RALEIGH — State leaders have been struggling for over a decade over whether or not the state should be participating in the practice of giving financial breaks to companies in order to get them to locate in North Carolina.
Most political leaders say they do not like the concept of incentives, but believe the state needs them. A new report released by the NC Budget and Tax Center agrees.
“Forty-eight out of 50 states offer some kind publicly funded subsidy at the state level,” said co-author of the report Allan Freyer.
The Mediated Incentives report by Dr. William Lester, Dr. Nicola Lowe, both of UNC and Freyer, said if Noth Carolina took a more specialized approach to incentives they might not cause so much of a burden. Currently, the state offers four forms of incentives.
However the report said these incentives should be directed to targeted industries with mediated incentives.

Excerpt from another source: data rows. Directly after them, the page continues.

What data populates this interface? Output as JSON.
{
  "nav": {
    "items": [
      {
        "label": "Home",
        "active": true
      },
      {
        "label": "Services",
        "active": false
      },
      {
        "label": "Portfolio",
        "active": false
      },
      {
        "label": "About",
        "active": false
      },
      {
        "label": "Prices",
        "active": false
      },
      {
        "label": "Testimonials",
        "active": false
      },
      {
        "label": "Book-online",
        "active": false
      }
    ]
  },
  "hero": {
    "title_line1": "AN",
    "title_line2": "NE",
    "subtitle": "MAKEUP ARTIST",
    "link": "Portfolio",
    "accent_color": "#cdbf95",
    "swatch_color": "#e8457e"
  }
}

“What is important here is not just offering incentives willy-nilly to any firm that comes along. First it has to be in the right kind of industry and secondly and most importantly the incentive needs to go to a firm that has these key public supports,” said Freyer.
Backings through foundations such as an educated workforce, and other efforts. Freyer said this has been successful in the past and points to companies like Novartis which had much bigger financial incentives offered but choose North Carolina instead.
“North Carolina offered them about a quarter of that, and said here. But we also have a skilled workforce. We also have the North Carolina bio-tech center that could help train your workers, help scale up your business, help you do whatever you need to do to make more money,” said Freyer.
Since state incentives started in the mid-1990's, nearly 400 state incentives have been handed out, 45 percent of them were for retention of companies already in the state.